Tories trying to attract new class of immigrant
By MICHAEL LIGHTSTONE Business Reporter
Halifax Chronicle Herald
The MacDonald government Tuesday unveiled a new classification of immigrant in the hopes of attracting skilled labour to Nova Scotia and keeping foreign workers here.
Under the policy, the “family business worker” stream focuses on helping employers originally from other countries bring relatives to the province who have skills and experience that qualify them for work in Nova Scotia.
The new worker category was developed after consultation with immigrant employers and others in Nova Scotias ethnic communities. Its seen as a way to attract and retain more newcomers to this province and address the problem of finding skilled labourers to counteract the moves many workers have made out of the province.
New workers must have a guaranteed full-time job offer in Nova Scotia from an employer who is a close relative.

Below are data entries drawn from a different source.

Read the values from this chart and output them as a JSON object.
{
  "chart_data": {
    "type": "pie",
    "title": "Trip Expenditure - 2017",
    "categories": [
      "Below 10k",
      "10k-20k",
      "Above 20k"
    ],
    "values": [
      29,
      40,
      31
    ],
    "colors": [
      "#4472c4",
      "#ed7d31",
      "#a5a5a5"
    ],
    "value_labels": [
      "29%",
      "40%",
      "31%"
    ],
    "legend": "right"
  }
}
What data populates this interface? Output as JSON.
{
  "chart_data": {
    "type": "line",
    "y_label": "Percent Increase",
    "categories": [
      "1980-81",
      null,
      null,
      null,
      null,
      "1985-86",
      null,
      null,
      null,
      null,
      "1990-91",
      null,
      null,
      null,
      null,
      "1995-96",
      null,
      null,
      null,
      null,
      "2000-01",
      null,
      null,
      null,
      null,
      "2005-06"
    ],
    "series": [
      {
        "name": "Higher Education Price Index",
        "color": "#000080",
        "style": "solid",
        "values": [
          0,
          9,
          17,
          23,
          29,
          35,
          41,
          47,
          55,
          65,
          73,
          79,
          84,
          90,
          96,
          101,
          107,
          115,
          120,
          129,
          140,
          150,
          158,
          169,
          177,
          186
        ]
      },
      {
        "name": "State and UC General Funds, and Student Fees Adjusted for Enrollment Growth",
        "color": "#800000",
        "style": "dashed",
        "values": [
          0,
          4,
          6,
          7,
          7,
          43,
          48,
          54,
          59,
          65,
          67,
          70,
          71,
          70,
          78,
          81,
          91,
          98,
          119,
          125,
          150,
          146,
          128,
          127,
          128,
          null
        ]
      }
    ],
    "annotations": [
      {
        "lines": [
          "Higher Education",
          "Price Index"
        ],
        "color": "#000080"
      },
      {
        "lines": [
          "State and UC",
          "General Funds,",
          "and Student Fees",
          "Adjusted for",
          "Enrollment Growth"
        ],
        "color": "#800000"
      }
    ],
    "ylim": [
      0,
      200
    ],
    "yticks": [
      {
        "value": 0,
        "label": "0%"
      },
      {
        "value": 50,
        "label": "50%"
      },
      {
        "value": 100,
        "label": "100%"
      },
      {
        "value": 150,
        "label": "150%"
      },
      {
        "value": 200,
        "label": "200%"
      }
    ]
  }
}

Wadih Fares, a metro businessman and honorary Lebanese consul, told a Halifax news conference the family-business worker classification should help boost Nova Scotias declining population.
He said having family in the province, which can provide a support system to relatives filling local positions, will persuade immigrants to move and stay here.
“They do have a job, they do have the family (and) they do have the social fabric” that every newcomer needs, Mr. Fares said.
He said the program will also help business operators solve staffing problems.
Family members eligible to come here under the program must be the business owners child, grandchild, sibling, niece or nephew, or aunt or uncle. Employers must own at least 33 per cent of the business, which should be under the same management for the past two years. There is no application fee.
Ron Heisler of Citizenship and Immigration Canada said the new category of immigrant is an excellent fit for Nova Scotia. He told the news conference about one family he knows in metro whose story he hopes will be repeated time and time again.
One man moved here “sort of helped by his brother-in-law,” said Mr. Heisler, which then “led to two more brothers coming, and all of their wives and children and now some of their in-laws. Its just growing.”